Il motivo ora era però molto più serio. Il Diadema. Doveva rubarlo. Ad ogni costo. Sarebbe stato l’asso nella manica che le avrebbe permesso di spodestare il re.

Era sicura che non si trattasse solo di voci che giravano: era il re a possederlo (per il momento). Da qualche parte lo doveva pur aver nascosto! Sempre che non se lo portasse addosso, il che, sinceramente, sarebbe stato abbastanza un problema…

Era impossibile capire da dove cominciare: il castello era immenso… anche se la cosa che le premeva, dato che stava indugiando oltremodo laggiù, era soprattutto che anche le celle erano piuttosto spaziose, soprattutto ora che aveva dato la libertà ai prigionieri.

Strinse la mano sul pugnale. Tenere salda la presa su un’arma le dava un’impressione di conforto, come se in quel modo anche i suoi pensieri si rinsaldassero.

Iniziò a camminare lungo l’intricato labirinto di scale che componeva il castello, cercando di memorizzare il percorso.

Si era preparata mentalmente per sostenere degli scontri, ma i corridoi erano sgombri. Vuoti. Non c’era anima viva. Erano passate un paio d’ore ed ancora non aveva trovato nulla, se non corridoi. Peccato. Aveva bisogno di informazioni. Che ironia: loro l’avevano imprigionata perché volevano le medesime, e ora lei che si aggirava nel loro covo, libera.  Era divertente vedere come la situazione potesse facilmente capovolgersi.

Parlando di capovolgimenti: un attimo dopo si ritrovò con una lama premuta contro la gola. Mentre una mano le copriva la bocca, per impedirle di urlare. Lei morse la mano dell’aggressore, il quale per la sorpresa lasciò la presa sul coltellino, che cadde a terra tintinnando. Con una capriola, Lune si allontanò dall’individuo, prese il coltello dell’avversario e sfoderò il suo.

L’individuo incappucciato alzò le mani in segno di resa. Le guardie sicuramente non andavano in giro in quel modo: chi diamine era? Abbassò le lame, guardinga.

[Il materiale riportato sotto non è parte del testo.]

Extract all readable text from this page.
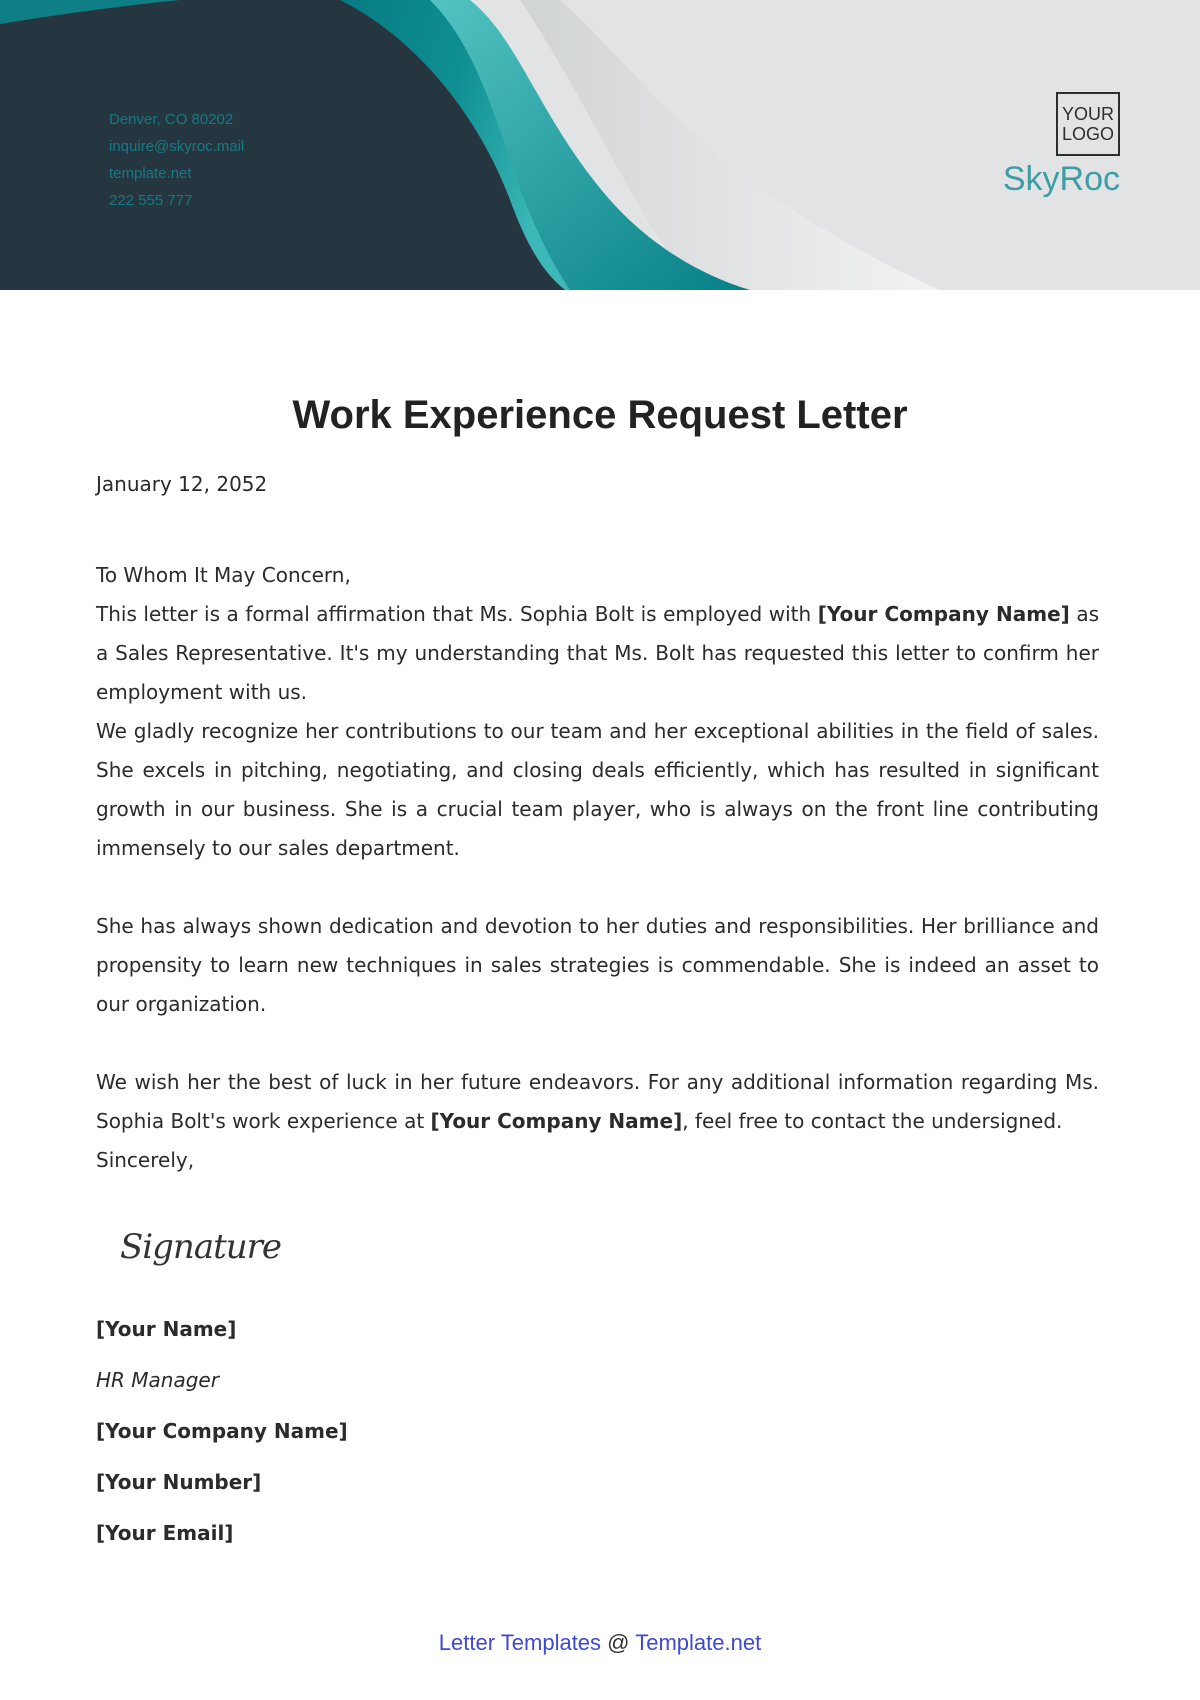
Denver, CO 80202
inquire@skyroc.mail
template.net
222 555 777
YOUR
LOGO
SkyRoc
Work Experience Request Letter

January 12, 2052

To Whom It May Concern,

This letter is a formal affirmation that Ms. Sophia Bolt is employed with [Your Company Name] as a Sales Representative. It's my understanding that Ms. Bolt has requested this letter to confirm her employment with us.

We gladly recognize her contributions to our team and her exceptional abilities in the field of sales. She excels in pitching, negotiating, and closing deals efficiently, which has resulted in significant growth in our business. She is a crucial team player, who is always on the front line contributing immensely to our sales department.

She has always shown dedication and devotion to her duties and responsibilities. Her brilliance and propensity to learn new techniques in sales strategies is commendable. She is indeed an asset to our organization.

We wish her the best of luck in her future endeavors. For any additional information regarding Ms. Sophia Bolt's work experience at [Your Company Name], feel free to contact the undersigned.

Sincerely,

Signature

[Your Name]

HR Manager

[Your Company Name]

[Your Number]

[Your Email]

Letter Templates @ Template.net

L’altro si sfilò il cappuccio. La ragazza sentì un tuffo nel cuore, ritrovandosi davanti ad un volto tanto noto.

-Althasir?! - sussurrò, sconvolta.

-I Ribelli sono qui.- sorrise l’altro.

Tuttavia lo stupore negli occhi della ragazza lasciò subito il posto alla frustrazione.

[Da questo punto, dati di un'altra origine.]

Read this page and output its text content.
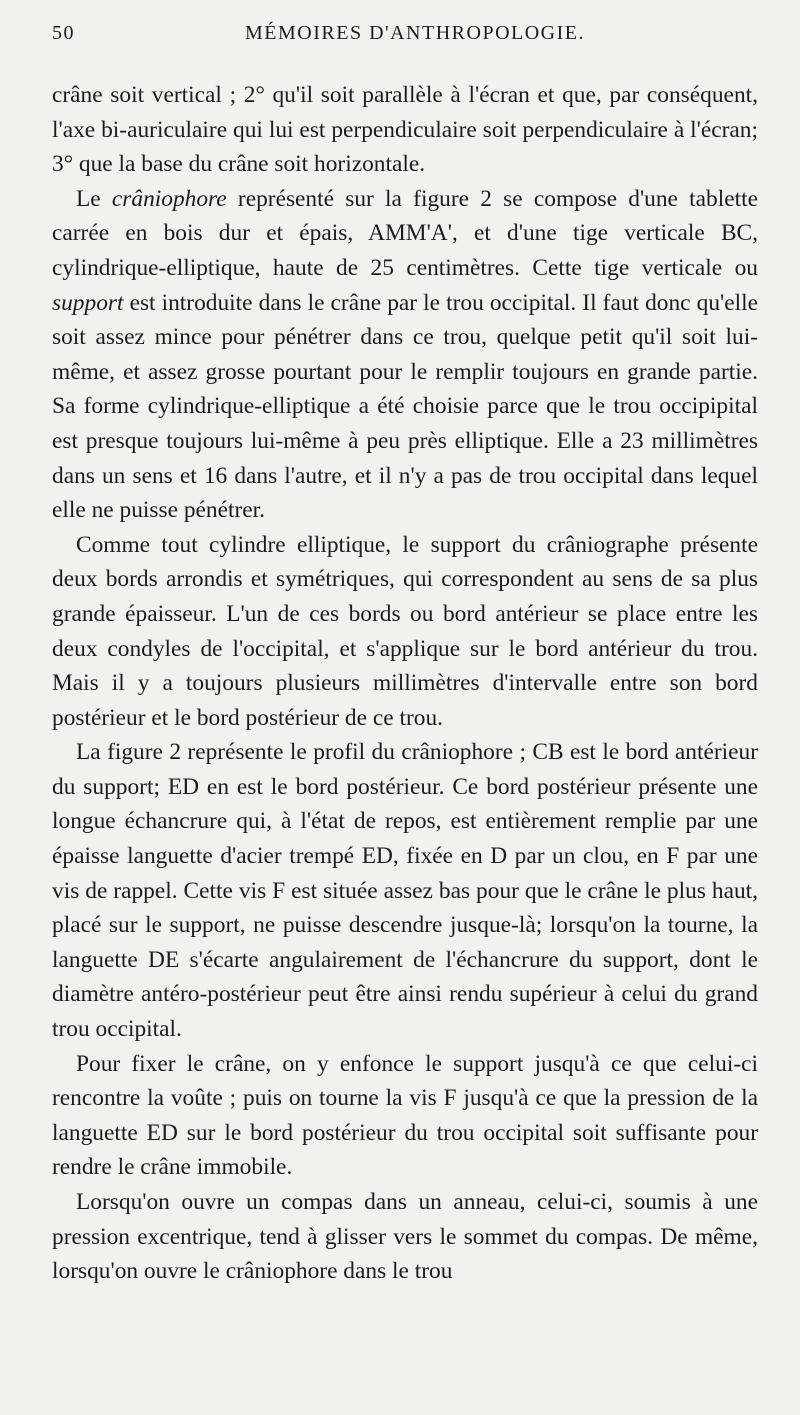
50	MÉMOIRES D'ANTHROPOLOGIE.

crâne soit vertical ; 2° qu'il soit parallèle à l'écran et que, par conséquent, l'axe bi-auriculaire qui lui est perpendiculaire soit perpendiculaire à l'écran; 3° que la base du crâne soit horizontale.

Le crâniophore représenté sur la figure 2 se compose d'une tablette carrée en bois dur et épais, AMM'A', et d'une tige verticale BC, cylindrique-elliptique, haute de 25 centimètres. Cette tige verticale ou support est introduite dans le crâne par le trou occipital. Il faut donc qu'elle soit assez mince pour pénétrer dans ce trou, quelque petit qu'il soit lui-même, et assez grosse pourtant pour le remplir toujours en grande partie. Sa forme cylindrique-elliptique a été choisie parce que le trou occipipital est presque toujours lui-même à peu près elliptique. Elle a 23 millimètres dans un sens et 16 dans l'autre, et il n'y a pas de trou occipital dans lequel elle ne puisse pénétrer.

Comme tout cylindre elliptique, le support du crâniographe présente deux bords arrondis et symétriques, qui correspondent au sens de sa plus grande épaisseur. L'un de ces bords ou bord antérieur se place entre les deux condyles de l'occipital, et s'applique sur le bord antérieur du trou. Mais il y a toujours plusieurs millimètres d'intervalle entre son bord postérieur et le bord postérieur de ce trou.

La figure 2 représente le profil du crâniophore ; CB est le bord antérieur du support; ED en est le bord postérieur. Ce bord postérieur présente une longue échancrure qui, à l'état de repos, est entièrement remplie par une épaisse languette d'acier trempé ED, fixée en D par un clou, en F par une vis de rappel. Cette vis F est située assez bas pour que le crâne le plus haut, placé sur le support, ne puisse descendre jusque-là; lorsqu'on la tourne, la languette DE s'écarte angulairement de l'échancrure du support, dont le diamètre antéro-postérieur peut être ainsi rendu supérieur à celui du grand trou occipital.

Pour fixer le crâne, on y enfonce le support jusqu'à ce que celui-ci rencontre la voûte ; puis on tourne la vis F jusqu'à ce que la pression de la languette ED sur le bord postérieur du trou occipital soit suffisante pour rendre le crâne immobile.

Lorsqu'on ouvre un compas dans un anneau, celui-ci, soumis à une pression excentrique, tend à glisser vers le sommet du compas. De même, lorsqu'on ouvre le crâniophore dans le trou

- I Ribelli. Certo, i ‘Ribelli’ che mi hanno abbandonata al re, ricompaiono casualmente appena mi libero…-  Come poteva osare definirsi ribelle dopo essersi praticamente gettato ai piedi del re che annegava nell’oro, mentre la sua gente moriva? Ribelle… sì, proprio una bella battuta. Gli avrebbe riso in faccia, non avesse avuto il fuoco - evocato dalla rabbia nelle ossa - che già fremeva per fuoriuscire.

Althasir sosteneva il suo sguardo, furibondo. - Pensi veramente che siamo stati noi? Mi deludi. Vedo che la vicinanza col nemico ti ha annebbiato la mente.

La ladra si sentì pungere gli occhi, ma ricacciò indietro le lacrime.

L’uomo si accorse di aver esagerato e il suo sguardo si ammorbidì: Lune era sempre stata fedele ai Ribelli, più di chiunque altro, e aveva il diritto di sentirsi confusa. 

- Ricordi l’innocente novellino che si era unito alla Causa poco prima che tu fossi catturata?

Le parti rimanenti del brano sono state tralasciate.